Cet article a été introduit par l'Assemblée nationale à l'initiative de MM. Gilles Carrez et Christian Estrosi, avec l'avis favorable de la commission de la production et du Gouvernement.

Il propose de compléter l'article 9-1 de la loi n° 89-462 du 6 juillet 1989 pour étendre au partenaire lié à un locataire par un pacte civil de solidarité des dispositions applicables actuellement au conjoint : il s'agit de préciser que les notifications et assignations faites sur le fondement des dispositions du titre premier de cette loi sont opposables de plein droit à ce partenaire, quand bien même son existence n'aurait pas été préalablement portée à la connaissance du bailleur. Les garanties offertes au bailleur seront ainsi équivalentes, que les occupants du local d'habitation donné à bail soient liés par un pacte civil de solidarité ou par le mariage.

Votre commission des Lois vous propose d'adopter l'article 85 bis sans modification.

Article 85 ter (nouveau)
(article 15 de la loi n° 89-462 du 6 juillet 1989)
Exclusion du congé pour vente du champ d'application
de l'obligation de mention de superficie du lot vendu

Cet article, introduit par l'Assemblée nationale à l'initiative de MM. Gilles Carrez et Christian Estrosi avec l'accord de la commission de la production et du Gouvernement, tend à exclure du champ d'application de l'article 46 de la loi du 10 juillet 1965 fixant le statut de la copropriété des immeubles bâtis, qui impose la mention de la superficie du lot vendu dans toute promesse de vente, les congés pour vente visés à l'article 15 de la loi du 6 juillet 1989. Il procède dans un second volet à la validation des congés pour vendre donnés en méconnaissance de cette exigence, tout en recourant à la formule traditionnelle concernant les décisions de justice passées en force de chose jugée.

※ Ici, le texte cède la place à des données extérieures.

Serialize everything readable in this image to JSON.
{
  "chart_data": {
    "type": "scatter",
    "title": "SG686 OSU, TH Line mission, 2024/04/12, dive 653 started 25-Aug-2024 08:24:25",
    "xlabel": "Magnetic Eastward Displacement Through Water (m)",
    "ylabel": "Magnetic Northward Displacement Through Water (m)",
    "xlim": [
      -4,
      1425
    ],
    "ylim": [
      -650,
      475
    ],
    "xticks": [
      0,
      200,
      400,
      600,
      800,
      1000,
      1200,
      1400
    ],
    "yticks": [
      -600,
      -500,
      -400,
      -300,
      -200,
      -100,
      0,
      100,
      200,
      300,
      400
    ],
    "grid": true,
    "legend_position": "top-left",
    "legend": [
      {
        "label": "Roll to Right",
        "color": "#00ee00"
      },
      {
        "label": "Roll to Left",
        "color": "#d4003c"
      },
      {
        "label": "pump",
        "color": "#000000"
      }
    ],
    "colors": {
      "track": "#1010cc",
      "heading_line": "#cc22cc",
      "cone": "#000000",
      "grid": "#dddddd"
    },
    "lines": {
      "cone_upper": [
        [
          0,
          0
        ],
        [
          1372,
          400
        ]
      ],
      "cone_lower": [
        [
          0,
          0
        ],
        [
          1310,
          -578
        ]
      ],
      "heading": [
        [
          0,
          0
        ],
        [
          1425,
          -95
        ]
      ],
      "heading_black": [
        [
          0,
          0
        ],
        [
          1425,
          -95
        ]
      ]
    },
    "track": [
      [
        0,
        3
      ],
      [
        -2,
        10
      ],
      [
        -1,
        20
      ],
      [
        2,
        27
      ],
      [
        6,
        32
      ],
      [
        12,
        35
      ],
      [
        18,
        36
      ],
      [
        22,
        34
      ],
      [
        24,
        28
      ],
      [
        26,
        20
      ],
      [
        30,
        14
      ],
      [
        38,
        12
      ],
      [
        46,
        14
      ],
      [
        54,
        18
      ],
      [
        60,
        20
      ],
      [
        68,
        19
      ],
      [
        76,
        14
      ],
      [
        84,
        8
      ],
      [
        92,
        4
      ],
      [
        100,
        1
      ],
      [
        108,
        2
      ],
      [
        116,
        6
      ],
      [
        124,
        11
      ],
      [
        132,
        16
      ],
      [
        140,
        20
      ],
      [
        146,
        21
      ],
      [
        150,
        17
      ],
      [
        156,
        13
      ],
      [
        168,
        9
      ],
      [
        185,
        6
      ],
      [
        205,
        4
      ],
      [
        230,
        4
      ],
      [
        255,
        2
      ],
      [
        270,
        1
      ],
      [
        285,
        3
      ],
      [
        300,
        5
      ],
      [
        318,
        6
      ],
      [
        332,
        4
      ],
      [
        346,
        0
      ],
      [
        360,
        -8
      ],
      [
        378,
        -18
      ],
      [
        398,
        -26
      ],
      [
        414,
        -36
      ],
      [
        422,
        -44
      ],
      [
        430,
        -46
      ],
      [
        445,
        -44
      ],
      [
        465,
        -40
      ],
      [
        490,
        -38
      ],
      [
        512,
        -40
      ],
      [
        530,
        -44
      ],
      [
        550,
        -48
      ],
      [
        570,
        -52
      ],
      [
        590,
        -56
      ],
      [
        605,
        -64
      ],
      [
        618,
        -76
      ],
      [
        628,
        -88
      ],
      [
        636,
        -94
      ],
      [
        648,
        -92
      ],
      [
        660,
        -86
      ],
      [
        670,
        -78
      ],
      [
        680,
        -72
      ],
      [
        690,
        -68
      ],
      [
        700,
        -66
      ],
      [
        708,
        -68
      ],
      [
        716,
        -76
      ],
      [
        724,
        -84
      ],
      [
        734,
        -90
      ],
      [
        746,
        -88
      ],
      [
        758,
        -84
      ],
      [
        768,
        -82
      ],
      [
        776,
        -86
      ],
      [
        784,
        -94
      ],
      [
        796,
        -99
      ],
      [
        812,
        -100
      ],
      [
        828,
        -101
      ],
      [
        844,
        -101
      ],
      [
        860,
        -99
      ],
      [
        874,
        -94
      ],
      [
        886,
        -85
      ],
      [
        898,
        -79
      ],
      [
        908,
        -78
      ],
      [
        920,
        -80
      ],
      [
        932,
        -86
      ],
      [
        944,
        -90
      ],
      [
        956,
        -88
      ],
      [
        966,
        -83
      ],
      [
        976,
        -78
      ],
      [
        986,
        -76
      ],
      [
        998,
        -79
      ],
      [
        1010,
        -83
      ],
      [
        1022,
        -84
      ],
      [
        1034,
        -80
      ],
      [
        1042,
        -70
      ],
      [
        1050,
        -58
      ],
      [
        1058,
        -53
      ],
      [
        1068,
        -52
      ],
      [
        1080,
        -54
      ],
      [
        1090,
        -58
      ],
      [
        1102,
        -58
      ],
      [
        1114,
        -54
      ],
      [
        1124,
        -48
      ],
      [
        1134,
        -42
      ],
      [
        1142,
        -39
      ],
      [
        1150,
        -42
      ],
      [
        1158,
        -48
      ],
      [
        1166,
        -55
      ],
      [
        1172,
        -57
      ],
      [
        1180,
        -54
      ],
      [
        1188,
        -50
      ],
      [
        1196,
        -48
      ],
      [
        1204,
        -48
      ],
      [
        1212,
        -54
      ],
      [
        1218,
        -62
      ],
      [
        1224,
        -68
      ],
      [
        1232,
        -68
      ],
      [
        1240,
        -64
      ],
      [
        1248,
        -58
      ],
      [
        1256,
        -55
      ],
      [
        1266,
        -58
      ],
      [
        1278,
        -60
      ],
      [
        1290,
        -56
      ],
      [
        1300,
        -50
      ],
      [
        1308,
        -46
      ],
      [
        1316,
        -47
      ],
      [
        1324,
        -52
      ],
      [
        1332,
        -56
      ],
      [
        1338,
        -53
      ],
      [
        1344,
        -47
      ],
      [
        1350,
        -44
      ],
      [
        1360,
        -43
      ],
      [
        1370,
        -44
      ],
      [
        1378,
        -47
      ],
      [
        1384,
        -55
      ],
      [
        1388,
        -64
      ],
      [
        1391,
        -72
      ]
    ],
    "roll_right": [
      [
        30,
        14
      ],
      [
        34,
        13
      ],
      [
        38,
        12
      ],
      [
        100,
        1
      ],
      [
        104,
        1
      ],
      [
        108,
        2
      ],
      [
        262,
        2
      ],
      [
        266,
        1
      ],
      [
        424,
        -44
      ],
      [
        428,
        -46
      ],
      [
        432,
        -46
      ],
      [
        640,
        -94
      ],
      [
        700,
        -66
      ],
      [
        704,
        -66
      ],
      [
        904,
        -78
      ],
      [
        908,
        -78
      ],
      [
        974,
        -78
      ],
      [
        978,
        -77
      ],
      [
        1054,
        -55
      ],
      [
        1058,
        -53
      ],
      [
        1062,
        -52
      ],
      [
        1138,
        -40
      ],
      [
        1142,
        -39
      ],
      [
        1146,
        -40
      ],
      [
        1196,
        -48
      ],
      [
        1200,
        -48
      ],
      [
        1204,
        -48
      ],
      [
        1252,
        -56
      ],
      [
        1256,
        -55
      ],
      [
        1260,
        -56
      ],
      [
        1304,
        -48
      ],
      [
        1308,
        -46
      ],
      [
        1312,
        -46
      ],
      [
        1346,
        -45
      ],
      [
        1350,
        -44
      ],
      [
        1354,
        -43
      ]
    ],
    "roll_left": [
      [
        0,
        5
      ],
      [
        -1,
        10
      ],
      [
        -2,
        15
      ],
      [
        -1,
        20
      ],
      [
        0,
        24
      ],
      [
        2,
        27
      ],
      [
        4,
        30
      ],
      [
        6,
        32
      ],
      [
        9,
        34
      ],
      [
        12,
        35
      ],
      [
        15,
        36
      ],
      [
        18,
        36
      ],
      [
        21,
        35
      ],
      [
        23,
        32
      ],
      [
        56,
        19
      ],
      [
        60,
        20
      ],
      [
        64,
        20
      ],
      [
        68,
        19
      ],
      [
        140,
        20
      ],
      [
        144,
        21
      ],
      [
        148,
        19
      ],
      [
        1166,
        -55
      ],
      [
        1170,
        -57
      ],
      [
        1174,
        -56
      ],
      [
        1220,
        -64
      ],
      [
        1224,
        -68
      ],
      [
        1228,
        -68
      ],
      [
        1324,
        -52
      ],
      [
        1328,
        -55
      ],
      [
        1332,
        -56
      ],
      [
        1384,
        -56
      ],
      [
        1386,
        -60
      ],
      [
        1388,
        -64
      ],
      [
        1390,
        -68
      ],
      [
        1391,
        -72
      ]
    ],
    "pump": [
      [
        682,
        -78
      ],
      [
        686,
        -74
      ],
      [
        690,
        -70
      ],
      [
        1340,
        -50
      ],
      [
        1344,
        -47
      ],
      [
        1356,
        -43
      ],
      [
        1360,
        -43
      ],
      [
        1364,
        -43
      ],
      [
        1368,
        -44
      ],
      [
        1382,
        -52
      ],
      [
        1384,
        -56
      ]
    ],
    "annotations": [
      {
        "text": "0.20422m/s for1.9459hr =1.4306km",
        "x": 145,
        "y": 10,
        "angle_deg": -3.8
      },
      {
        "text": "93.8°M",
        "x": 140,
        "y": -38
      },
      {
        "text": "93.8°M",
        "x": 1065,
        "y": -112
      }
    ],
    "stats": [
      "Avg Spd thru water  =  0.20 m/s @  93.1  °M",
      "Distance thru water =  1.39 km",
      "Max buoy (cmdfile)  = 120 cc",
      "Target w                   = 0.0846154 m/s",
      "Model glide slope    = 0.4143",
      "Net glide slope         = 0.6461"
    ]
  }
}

En vertu de l'article 15 précité, le congé donné par le bailleur qui, à peine de nullité, doit indiquer le prix et les conditions de la vente projetée, vaut offre de vente au profit du locataire. Dès lors, la doctrine s'est interrogée sur le point de savoir si les dispositions de l'article 46 de la loi du 10 juillet 1965 sur l'obligation de mention de superficie devaient s'appliquer.

Bien que cette obligation ait été instaurée en vue de protéger l'acquéreur qui n'a pas les moyens de vérifier la superficie annoncée, ce qui exclut le cas du locataire placé en situation d'acheter puisqu'il occupe les lieux, cette question a donné naissance à quelques rares contentieux. Dans un arrêt du 14 septembre 1999, la cour d'appel de Paris a confirmé cette exclusion en estimant que l'article 46 de la loi du 10 juillet 1965 ne visait que les contrats alors que l'offre de vente en matière de congé résultait d'une exigence légale et non de la rencontre de deux volontés.

Afin que soit levée toute ambiguïté, votre commission des Lois vous propose d'adopter l'article 85 ter sans modification.